Dosso-Sogha et la célébration du 18 décembre 2014
Le 17 décembre 2013, à l’occasion du traditionnel message à la Nation pour la Fête de la République, le président Issoufou Mahamadou avait fait part à ses concitoyens de sa volonté de donner un nouveau visage à toutes les grandes villes du Niger. La rénovation de la capitale Niamey avait déjà commencé avec le Programme Niamey-Nyala, « Niamey-la coquette » et l’inauguration du premier échangeur de la ville de Niamey, la réfection des routes et la construction d’hôtels de grand standing.
L’ambition du président Issoufou dans le cadre de la reconstruction du Niger a certes pour épicentre la ville de Niamey, mais elle vise plus largement à transformer toutes les villes en centres urbains où il fait bon vivre. De manière tournante chaque anniversaire de la proclamation de la République sera l’occasion d’ouvrir un chantier de rénovation et l’embellissement des grandes agglomérations.
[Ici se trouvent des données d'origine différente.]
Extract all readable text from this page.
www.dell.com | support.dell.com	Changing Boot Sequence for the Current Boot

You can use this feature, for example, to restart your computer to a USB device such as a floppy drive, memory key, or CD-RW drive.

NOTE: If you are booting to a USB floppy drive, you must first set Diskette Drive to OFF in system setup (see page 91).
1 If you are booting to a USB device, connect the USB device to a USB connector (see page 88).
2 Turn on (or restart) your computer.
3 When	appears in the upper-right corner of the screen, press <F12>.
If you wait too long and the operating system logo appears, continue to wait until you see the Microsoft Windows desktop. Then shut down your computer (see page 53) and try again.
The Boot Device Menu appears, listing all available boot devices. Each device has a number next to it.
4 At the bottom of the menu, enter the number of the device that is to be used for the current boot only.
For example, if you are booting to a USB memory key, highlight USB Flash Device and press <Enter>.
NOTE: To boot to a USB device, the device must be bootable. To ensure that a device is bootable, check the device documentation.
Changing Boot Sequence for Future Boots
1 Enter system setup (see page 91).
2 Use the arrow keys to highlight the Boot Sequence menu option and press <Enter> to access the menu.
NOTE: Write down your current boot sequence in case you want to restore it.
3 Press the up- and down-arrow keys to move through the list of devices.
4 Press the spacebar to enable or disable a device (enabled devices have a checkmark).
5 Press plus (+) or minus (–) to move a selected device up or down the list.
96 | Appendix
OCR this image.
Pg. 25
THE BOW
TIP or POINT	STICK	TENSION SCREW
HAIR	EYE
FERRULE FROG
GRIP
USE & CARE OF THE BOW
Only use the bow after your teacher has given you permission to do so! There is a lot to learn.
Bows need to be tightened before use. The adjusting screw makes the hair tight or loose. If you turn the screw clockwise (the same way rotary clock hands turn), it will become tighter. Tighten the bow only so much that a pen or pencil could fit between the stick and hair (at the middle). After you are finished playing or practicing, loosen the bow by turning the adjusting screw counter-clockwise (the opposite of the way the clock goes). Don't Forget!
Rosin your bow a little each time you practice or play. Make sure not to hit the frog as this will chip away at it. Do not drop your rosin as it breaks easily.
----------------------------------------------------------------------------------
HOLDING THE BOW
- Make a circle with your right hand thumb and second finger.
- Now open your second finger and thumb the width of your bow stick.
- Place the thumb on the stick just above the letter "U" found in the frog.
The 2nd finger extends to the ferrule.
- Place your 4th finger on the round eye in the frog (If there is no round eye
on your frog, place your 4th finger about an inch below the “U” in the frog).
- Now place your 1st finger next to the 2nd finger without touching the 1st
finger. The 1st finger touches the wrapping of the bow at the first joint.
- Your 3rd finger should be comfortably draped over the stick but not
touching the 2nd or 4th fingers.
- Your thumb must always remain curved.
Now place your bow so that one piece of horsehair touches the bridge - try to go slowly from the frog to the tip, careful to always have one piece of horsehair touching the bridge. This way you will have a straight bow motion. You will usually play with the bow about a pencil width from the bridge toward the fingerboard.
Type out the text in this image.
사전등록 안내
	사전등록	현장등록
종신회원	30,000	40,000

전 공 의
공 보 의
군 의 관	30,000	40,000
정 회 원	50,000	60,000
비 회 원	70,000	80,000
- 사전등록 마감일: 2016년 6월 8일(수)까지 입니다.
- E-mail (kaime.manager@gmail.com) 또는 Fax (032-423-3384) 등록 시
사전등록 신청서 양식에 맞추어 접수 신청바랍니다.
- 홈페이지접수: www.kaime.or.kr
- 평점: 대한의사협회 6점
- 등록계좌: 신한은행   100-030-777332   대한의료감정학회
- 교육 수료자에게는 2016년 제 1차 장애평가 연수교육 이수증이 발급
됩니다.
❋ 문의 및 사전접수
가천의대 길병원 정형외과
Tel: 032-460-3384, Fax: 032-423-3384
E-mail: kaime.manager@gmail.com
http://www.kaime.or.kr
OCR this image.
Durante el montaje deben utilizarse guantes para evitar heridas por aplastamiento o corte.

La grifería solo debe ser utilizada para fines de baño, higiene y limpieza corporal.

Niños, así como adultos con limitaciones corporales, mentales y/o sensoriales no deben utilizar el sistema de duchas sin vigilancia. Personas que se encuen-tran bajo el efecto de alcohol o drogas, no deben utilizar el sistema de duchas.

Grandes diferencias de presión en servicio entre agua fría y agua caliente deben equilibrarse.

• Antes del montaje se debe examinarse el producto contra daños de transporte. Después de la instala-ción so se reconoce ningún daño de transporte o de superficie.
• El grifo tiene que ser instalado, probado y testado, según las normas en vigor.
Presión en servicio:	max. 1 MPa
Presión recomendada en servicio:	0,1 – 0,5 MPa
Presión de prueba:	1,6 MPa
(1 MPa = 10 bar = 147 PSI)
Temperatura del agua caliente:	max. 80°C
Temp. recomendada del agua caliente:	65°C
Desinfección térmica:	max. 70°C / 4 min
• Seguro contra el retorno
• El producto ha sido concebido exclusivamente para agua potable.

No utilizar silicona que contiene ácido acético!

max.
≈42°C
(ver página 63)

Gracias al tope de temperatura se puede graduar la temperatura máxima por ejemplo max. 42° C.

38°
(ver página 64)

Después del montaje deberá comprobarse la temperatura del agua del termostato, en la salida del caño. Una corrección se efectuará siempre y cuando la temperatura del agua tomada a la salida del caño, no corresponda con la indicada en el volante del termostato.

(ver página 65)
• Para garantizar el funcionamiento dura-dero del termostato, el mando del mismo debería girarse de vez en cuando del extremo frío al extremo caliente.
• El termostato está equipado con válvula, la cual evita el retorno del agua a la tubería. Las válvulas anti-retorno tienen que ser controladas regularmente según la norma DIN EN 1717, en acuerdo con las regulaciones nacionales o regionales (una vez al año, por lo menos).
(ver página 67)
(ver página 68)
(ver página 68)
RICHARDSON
Le projet de Dosso-Sogha « Dosso-la belle », projet ambitieux et gigantesque, témoigne de la détermination des autorités de la troisième République de rendre coquettes les capitales régionales du pays en les érigeant à la pointe de la modernité et en augmentant leur capacité d’accueil. Avec ce projet, la ville de Dosso sera dotée de constructions flambant neuves, offrant de nouvelles perspectives à la Cité des Djermakoye, désormais susceptible de pallier la saturation des services publics de Niamey.
Avec la célébration, le 18 décembre 2014, du 57e anniversaire de la Proclamation de la République, Dosso est « une ville transformée sur tous les plans » dira le journal le Sahel. On y enregistre ainsi au plan culturel et sportif, la rénovation de la Maison des Jeunes, de l’Arène de lutte traditionnelle, de l’Hippodrome, du Stade de Football. De même, le Centre Hospitalier Régional et bien d’autres infrastructures sanitaires ont été rénovés. Outre la Case de passage présidentielle, le Gouvernorat et la Résidence du Gouverneur qui ont été reconstruits, Dosso-Sogha a permis aussi le bitumage des routes, la reprise de l’éclairage public, la réalisation de la Cité du 18 décembre et de plusieurs camps militaires destinés aux forces de défense et de sécurité.
C’est en tout plus de 40 milliards qui ont été investis dans ce projet pour donner à Dosso fière allure et en faire une capitale régionale digne de ce nom. C’était pour le budget national un lourd sacrifice à l’heure où des dépenses nouvelles s’imposaient au pays avec l’envoi de troupes nigériennes au Mali dans le cadre de la Minusma (Mission des Nations Unies au Mali)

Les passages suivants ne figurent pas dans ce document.